Christian discipleship is about sacrifice - it is about ‘taking up our cross,’ (Luke 9:23) about having the same mind as Christ who ‘emptied himself…and became obedient to the point of death, even death on a cross’ (Philippians 2:7, 8). This is part of what we mean when we say that discipleship is about imitating Jesus.

Although thinking about discipleship as sacrifice has become less fashionable recently, it’s still central to the Christian life. When we gather, in person or online, for the Eucharist, day by day, week by week, month by month, we gather to remember Jesus’s sacrifice.

But why do we remember it?

It’s not just so that we don’t forget everything Jesus has done for us - it’s so that we can take to ourselves that sacrifice, here and now. As we share bread and wine, body and blood, we make a commitment, together, to follow Jesus ever more closely - and Jesus in turn gives us the grace, the ability, to do so.

That’s why the Eucharist is an interactive process: Jesus makes the perfect sacrifice, once for all; we remember it together, bringing it into the present, and joining our own self-offering to it “ourselves, our souls and bodies” and “our alms and oblations,” as the Book of Common Prayer says. Jesus makes the perfect sacrifice, and that once-for-all sacrifice also sets the pattern for our lives.

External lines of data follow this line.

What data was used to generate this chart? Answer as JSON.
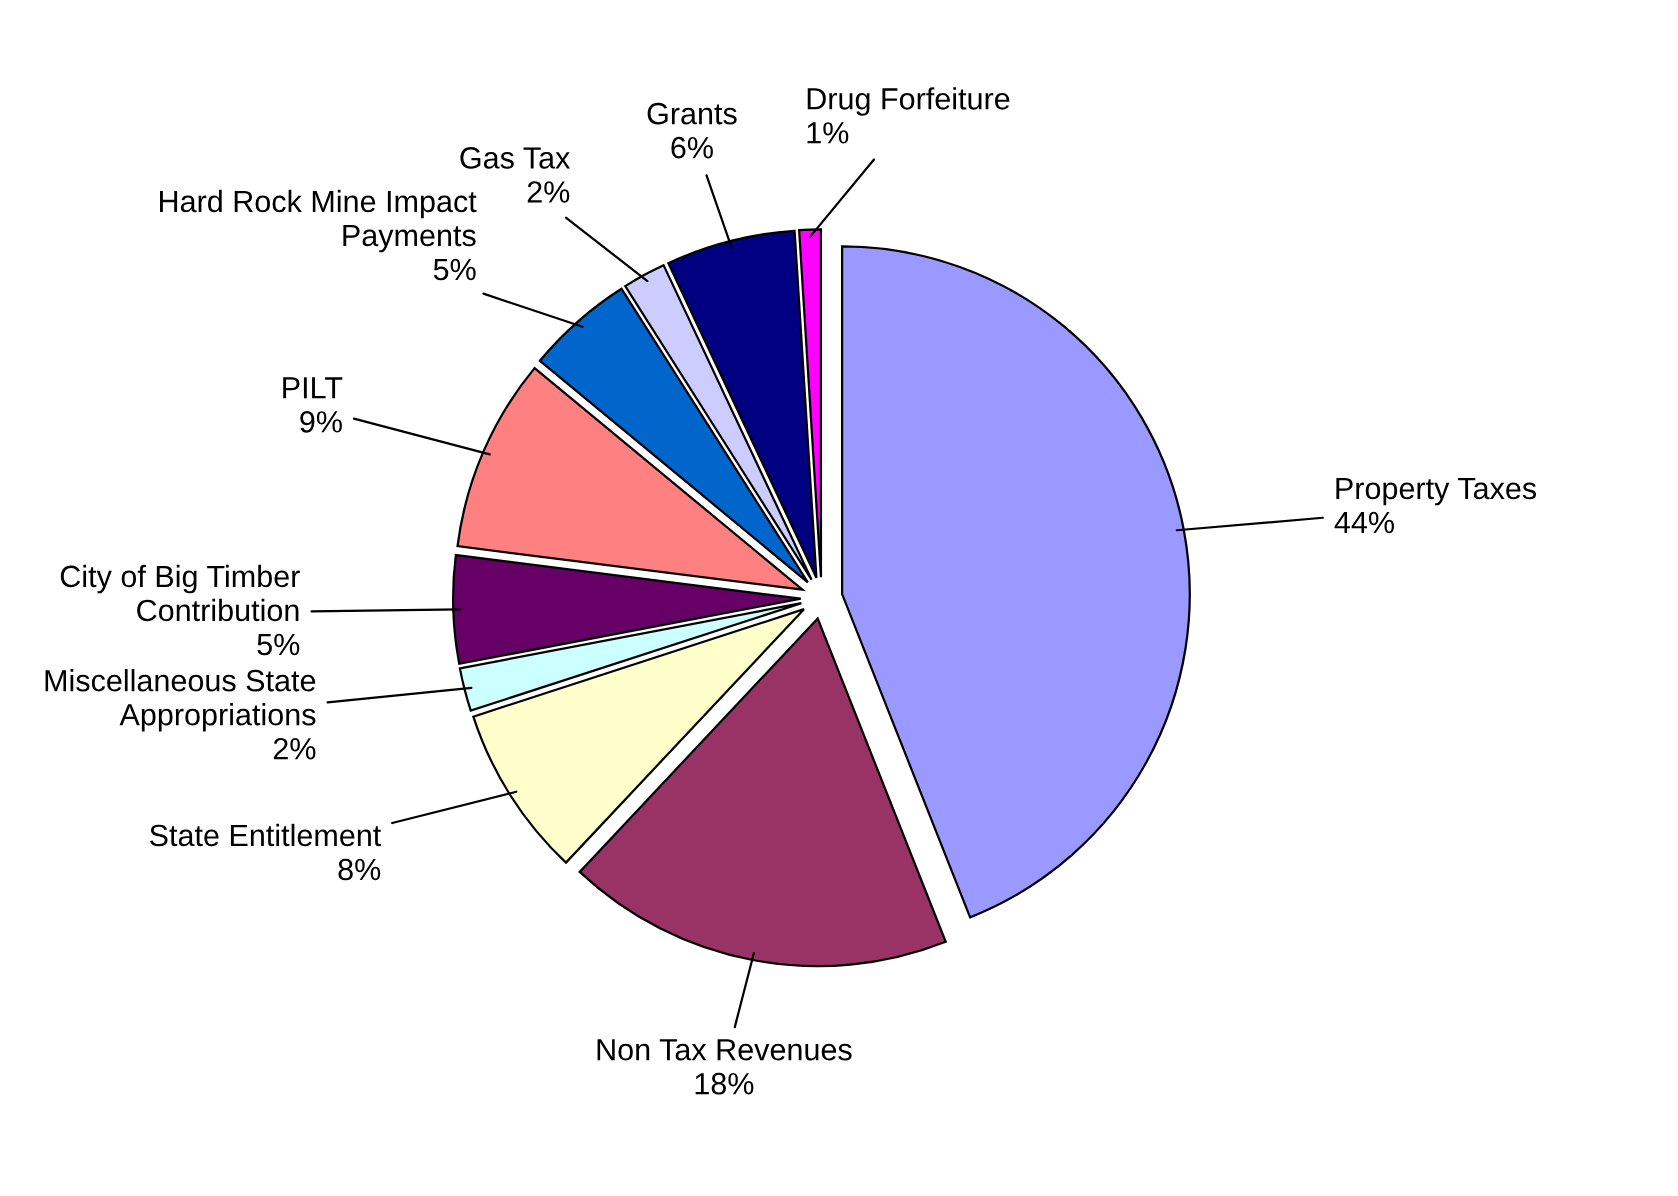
{
  "chart_data": {
    "type": "pie",
    "categories": [
      "Property Taxes",
      "Non Tax Revenues",
      "State Entitlement",
      "Miscellaneous State Appropriations",
      "City of Big Timber Contribution",
      "PILT",
      "Hard Rock Mine Impact Payments",
      "Gas Tax",
      "Grants",
      "Drug Forfeiture"
    ],
    "values": [
      44,
      18,
      8,
      2,
      5,
      9,
      5,
      2,
      6,
      1
    ],
    "colors": [
      "#9999ff",
      "#993366",
      "#ffffcc",
      "#ccffff",
      "#660066",
      "#ff8080",
      "#0066cc",
      "#ccccff",
      "#000080",
      "#ff00ff"
    ],
    "value_labels": [
      "44%",
      "18%",
      "8%",
      "2%",
      "5%",
      "9%",
      "5%",
      "2%",
      "6%",
      "1%"
    ]
  }
}
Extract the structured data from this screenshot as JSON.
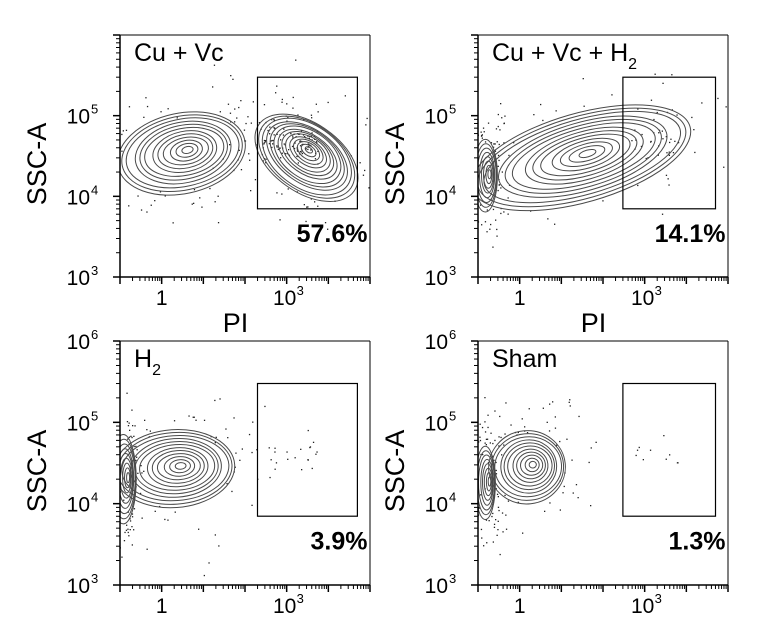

This is a challenge. It’s easy to do things we want to do, to make the sacrifices that make us feel good. This is why both Jesus and the Prophets continually remind us that true sacrifice goes beyond that: “you tithe mint and dill and cummin, and have neglected the weightier matters…these you ought to have practiced without neglecting the others” (Matthew 23:23); “What to me is the multitude of your sacrifices…cease to do evil, learn to do good” (Isaiah 1:11, 16, 17)

It is much harder to do things that we don’t want to do. Today, that’s often giving money. Getting out and doing stuff, volunteering, giving time and talents are great - but sometimes they hold us back from giving the things we really value. A wise priest once said to me that the last thing to be converted is the wallet, which is really just another way of saying ‘where your treasure is, there will your heart be’ (Matthew 6.21).

As our communities and our churches continue to feel the effects of the pandemic, the idea of sacrifice as imitating Jesus is an invitation to consider where our treasure is, and to reflect on how our sacrifices reflect the commitment of our Baptism, a commitment we make again and again, each time we receive the gifts of the Eucharist.

This ‘Call to Pray and Give’ suggests on one-off, sacrificial gift to your parish on the first Sunday back after churches re-open. As we pray and consider our gift, this recovery of an understanding of sacrifice at the heart of the Christian life helps us to understand what we are called to do – not just to give money to the parish on that day, but to reconsider all our giving, understanding this gift and all gifts as an act of sacrifice and worship, brought before God as part of the Eucharistic action, for our good and that of the whole church.

Revd. Dr Chris Dingwall-Jones, Curate at Fleetwood St Peter and St David.